Он не был уверен, что справится, но готов был рискнуть.

– Кто защитит нас? – вновь спросил конунг и тут же резко кивнул: – Бери их! Мы дозволяем. Швырни их в костер, и пусть они зальют пламя своей кровью! А теперь можешь идти.

Покидая палату для аудиенций, Ратарь прошел через все церемонии без малейшего неудовольствия. Конунг дал ему шанс. Как лучше им воспользоваться?

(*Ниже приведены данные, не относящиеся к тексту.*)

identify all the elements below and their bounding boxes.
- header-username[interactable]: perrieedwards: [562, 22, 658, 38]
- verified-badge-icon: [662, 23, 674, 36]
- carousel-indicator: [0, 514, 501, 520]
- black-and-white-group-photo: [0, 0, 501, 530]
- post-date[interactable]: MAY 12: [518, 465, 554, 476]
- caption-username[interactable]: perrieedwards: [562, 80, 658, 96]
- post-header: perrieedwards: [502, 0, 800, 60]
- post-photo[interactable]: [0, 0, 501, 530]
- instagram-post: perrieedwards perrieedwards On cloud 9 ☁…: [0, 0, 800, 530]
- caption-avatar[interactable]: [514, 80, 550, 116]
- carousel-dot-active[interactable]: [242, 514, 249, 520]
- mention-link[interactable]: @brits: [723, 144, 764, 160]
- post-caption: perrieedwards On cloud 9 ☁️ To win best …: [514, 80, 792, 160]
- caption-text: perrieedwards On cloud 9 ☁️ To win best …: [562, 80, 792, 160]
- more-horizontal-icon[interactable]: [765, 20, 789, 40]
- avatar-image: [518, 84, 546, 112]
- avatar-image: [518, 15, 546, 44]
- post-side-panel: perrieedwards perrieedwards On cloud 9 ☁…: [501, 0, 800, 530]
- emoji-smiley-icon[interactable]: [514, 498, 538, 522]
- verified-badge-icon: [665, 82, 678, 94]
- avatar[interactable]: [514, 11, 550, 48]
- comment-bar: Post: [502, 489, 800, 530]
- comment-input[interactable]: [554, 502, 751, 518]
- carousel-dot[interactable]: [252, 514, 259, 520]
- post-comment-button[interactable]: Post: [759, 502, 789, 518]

Над головой Иштвана и его товарищей по оружию – дьёндьёшских солдат, пытавшихся воевать в забытых звездами горах Ункерланта, завывал буран. Ни шерсть, ни овчина уже не спасали от ледяного ветра. Уши прикрывала овчинная ушанка, но орлиный нос солдата давно онемел. Иштван надеялся только, что до обморожения не дойдет.

– Такой погоды даже в нашей долине не видывали, – заметил он. Признание впечатляющее, если учесть, что дьёндьёшцы с материка доходили порою до драки, выясняя, в чьей долине зимы студеней.

– Что-что, сержант? – крикнул Соньи.

Солдат ковылял по снегу в двух шагах от Иштвана, но ветер со стоном уносил слова прочь.

– Неважно! – Сержант нашел на что пожаловаться: – Ну как в такую погоду воевать прикажешь?

– Мы же прирожденные войны! – гаркнул Соньи.

– Олух ты прирожденный, – пробормотал Иштван, но негромко, чтобы Соньи не услышал. Хотя умом его товарищ не отличался, Соньи здорово иметь за плечом, когда из-за сугробов и валунов вылезает рота ункерлантцев, вереща во всю глотку «Хох-хох-хох!».

Тропа – Иштван надеялся, что с тропы они все же не сошли, хотя кто ее разберет, – вела через очередной перевал на пути наступающей армии. Что ждало их в конце, Иштван не знал, но мог догадаться: очередная долина, которая не стоит того, чтобы за нее воевать. Зато присыпанных снегом валунов, где так любят устраивать засады ункерлантцы, там будет хоть отбавляй. Уже не в первый раз он задумался: на что родному Дьёндьёшу здешние негостеприимные края? Ладно, не его забота. Его дело – отбить горы у противника и остаться при этом в живых.